Eu estava apaixonada, não conseguia encontrar efeitos nele, para mim tudo que ele fazia era para o meu bem e para me ter mais perto dele. Nossos beijos eram quentes, os dias ao lado dele sempre foram muito calorosos, eu me sentia sexy, única e adorava a forma que ele me olhava.

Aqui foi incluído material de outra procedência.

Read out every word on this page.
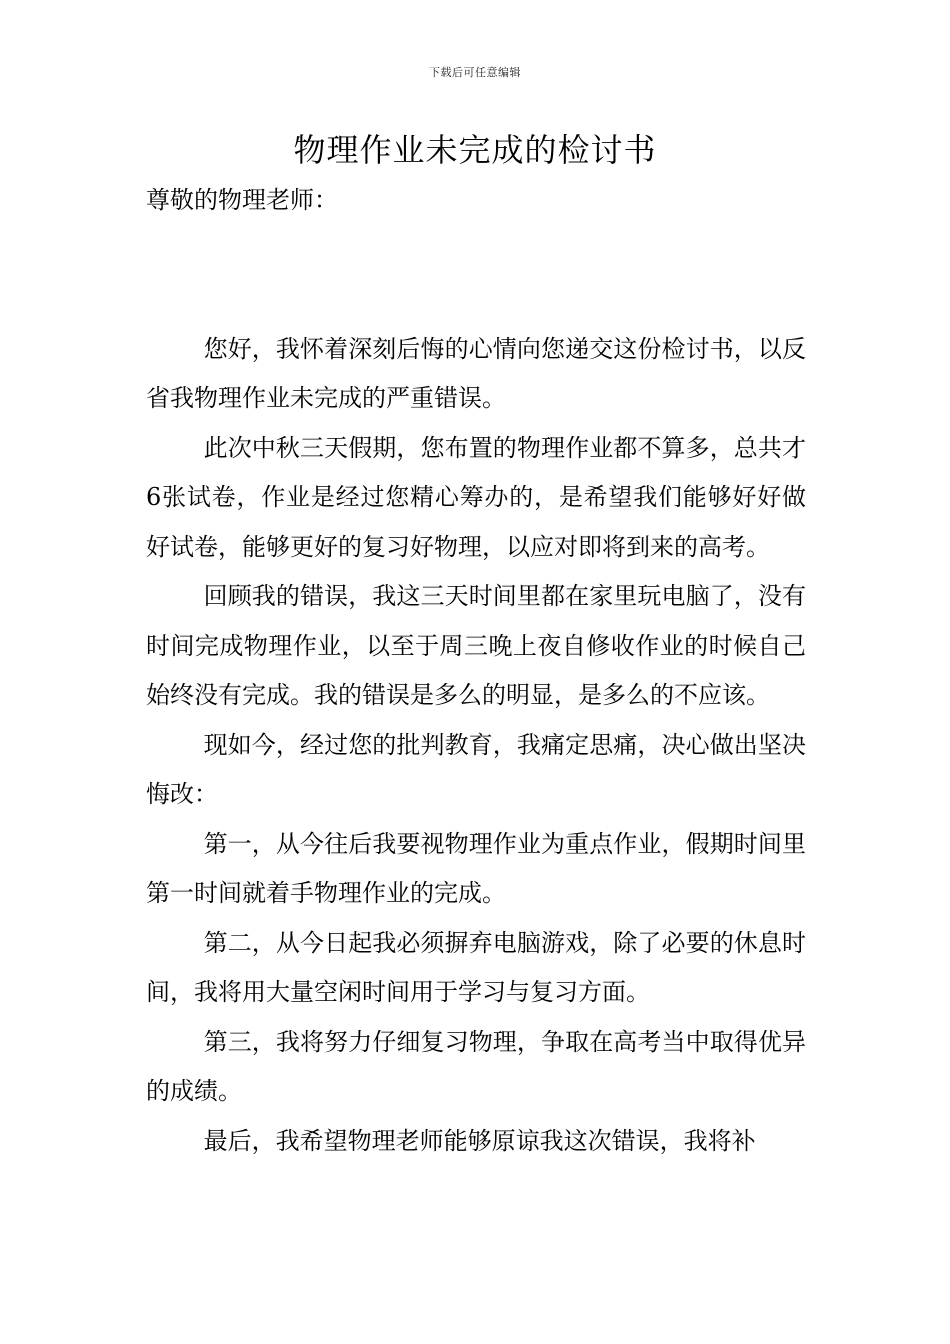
下载后可任意编辑
物理作业未完成的检讨书

尊敬的物理老师：

您好，我怀着深刻后悔的心情向您递交这份检讨书，以反省我物理作业未完成的严重错误。

此次中秋三天假期，您布置的物理作业都不算多，总共才6张试卷，作业是经过您精心筹办的，是希望我们能够好好做好试卷，能够更好的复习好物理，以应对即将到来的高考。

回顾我的错误，我这三天时间里都在家里玩电脑了，没有时间完成物理作业，以至于周三晚上夜自修收作业的时候自己始终没有完成。我的错误是多么的明显，是多么的不应该。

现如今，经过您的批判教育，我痛定思痛，决心做出坚决悔改：

第一，从今往后我要视物理作业为重点作业，假期时间里第一时间就着手物理作业的完成。

第二，从今日起我必须摒弃电脑游戏，除了必要的休息时间，我将用大量空闲时间用于学习与复习方面。

第三，我将努力仔细复习物理，争取在高考当中取得优异的成绩。

最后，我希望物理老师能够原谅我这次错误，我将补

A minha autoestima sempre esteve lá em cima, me sentia desejada por ele de um jeito que nenhum outro me fez sentir, então em uma noite em que estava alcoolizado e cheio de tesão, ele me perguntou se poderia gravar o nosso momento intimo, sem pensar duas vezes eu disse que sim, afinal seria algo para nós dois e eu tinha curiosidade do meu desempenho em quatro paredes.
Ele posicionou a câmera em cima de uma cômoda de madeira no quarto do motel em que estávamos e logo começamos a nos amar, mas tinha algo de diferente naquela noite, as investidas dele em mim passaram a doer e mesmo com a minha reclamação ele continuou insensivelmente, tentei o empurrar para que ele saísse de cima de mim, mas ele prendeu as minhas mãos e me mandou gemer alto porque naquele momento ele iria me rasgar todinha.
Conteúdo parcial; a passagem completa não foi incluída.